O grupo é formado por professores da UFSCar e uma professora da USP (Universidade de São Paulo). Thais fala sobre o procedimento.

— Ele [reitor] irá encaminhar a conclusão da comissão à assessoria jurídica da universidade. Se eles acharem que têm que dar prosseguimento às investigações, irão abrir uma sindicância ou um processo administrativo, que é quando já foi identificada materialidade e autoria.

Respostas da universidade

Por meio de nota, a UFSCar diz que “nenhuma instância da Instituição se manifestará enquanto não for concluído tal procedimento de averiguação e encaminhado à Administração Superior da Universidade o relatório da referida comissão”.

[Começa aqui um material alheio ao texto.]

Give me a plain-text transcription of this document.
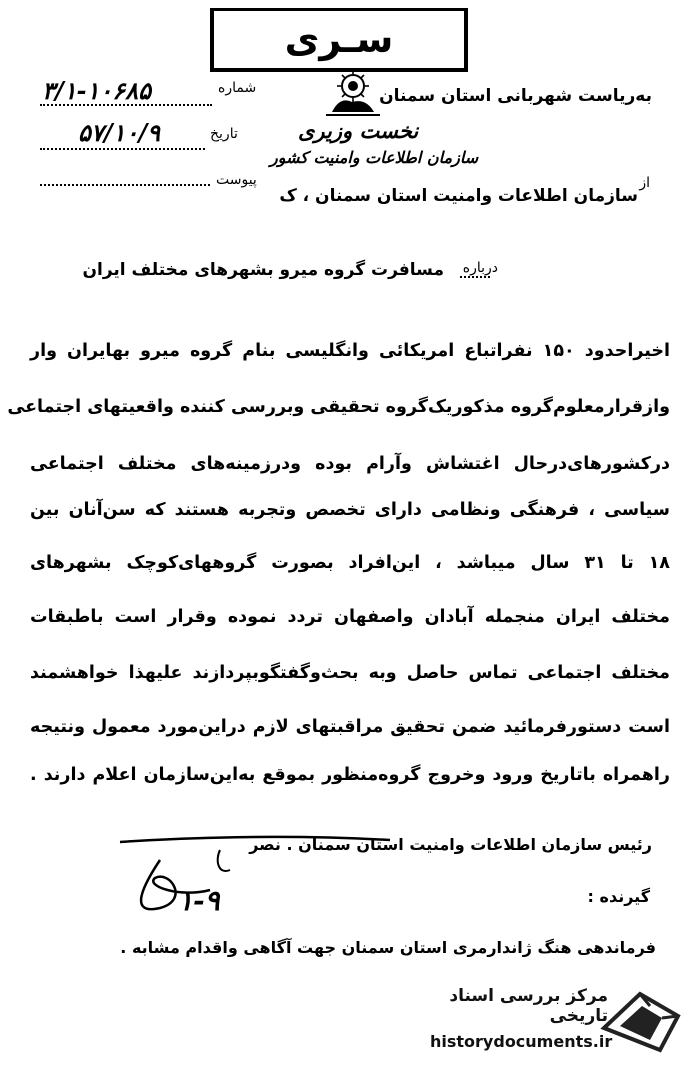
سـری
به‌ریاست شهربانی استان سمنان
شماره
۳/۱-۱۰۶۸۵
نخست وزیری
سازمان اطلاعات وامنیت کشور
تاریخ
۵۷/۱۰/۹
پیوست	از
سازمان اطلاعات وامنیت استان سمنان ، ک
درباره
مسافرت گروه میرو بشهرهای مختلف ایران
اخیراحدود ۱۵۰ نفراتباع امریکائی وانگلیسی بنام گروه میرو بهایران وار
وازقرارمعلوم‌گروه مذکوریک‌گروه تحقیقی وبررسی کننده واقعیتهای اجتماعی
درکشورهای‌درحال اغتشاش وآرام بوده ودرزمینه‌های مختلف اجتماعی
سیاسی ، فرهنگی ونظامی دارای تخصص وتجربه هستند که سن‌آنان بین
۱۸ تا ۳۱ سال میباشد ، این‌افراد بصورت گروههای‌کوچک بشهرهای
مختلف ایران منجمله آبادان واصفهان تردد نموده وقرار است باطبقات
مختلف اجتماعی تماس حاصل وبه بحث‌وگفتگوبپردازند علیهذا خواهشمند
است دستورفرمائید ضمن تحقیق مراقبتهای لازم دراین‌مورد معمول ونتیجه
راهمراه باتاریخ ورود وخروج گروه‌منظور بموقع به‌این‌سازمان اعلام دارند .
رئیس سازمان اطلاعات وامنیت استان سمنان . نصر
۱-۹	گیرنده :
فرماندهی هنگ ژاندارمری استان سمنان جهت آگاهی واقدام مشابه .
مرکز بررسی اسناد تاریخی
historydocuments.ir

Em outra nota publicada no blog da reitoria em dezembro do ano passado, a universidade afirma que “já vem estudando e propondo encaminhamentos relacionados à concretização de espaços e procedimentos que fortaleçam a rede institucional de acolhimento, apoio e atendimento à comunidade universitária no que se refere ao respeito à diferença e à ampla inclusão, bem como à prevenção e combate a quaisquer expressões de preconceito, discriminação e/ou violência”.

“Aproveitamos a ocasião para manifestar que esta Instituição não tolera assédio, discriminação ou violência de qualquer tipo e, ao mesmo tempo, não compactua com condenações públicas de quaisquer pessoas sem a devida averiguação dos fatos e garantia do direito de ampla defesa previsto na Constituição Federal”, diz outro trecho do texto.

Já os docentes do Programa de Pós-Graduação em Sociologia da instituição publicaram, também no final de 2014, um texto afirmando que professores do programa “vêm sendo caluniados e difamados pelas redes sociais, por uma aluna que partilha de nossa convivência e formação há mais de dez anos”.

Diz a nota divulgada no site do programa: “A UFSCar possui uma Ouvidoria que não recebeu nenhuma reclamação ou denúncia em torno dessa alegação e a aluna também não registrou reclamação ou denúncia na coordenação do Programa. O único documento que o PPGS recebeu foi uma carta de ‘Discentes do Programa’, com trechos de depoimentos dados de forma anônima em pesquisa interna de avaliação do curso”.

Fernanda Martins, advogada que assessora Thais, afirma que a ex-estudante “fez publicações sobre o caso no Facebook, depois de terem se esgotado todas as tentativas de denúncias institucionais à universidade”.

— Estou acompanhando a Thais, porque ela está insegura e porque as denúncias feitas por ela antes não foram levadas a sério. Ela é uma vítima que está sendo transformada em agressora. Os atos de violência que sofreu devem ser apurados.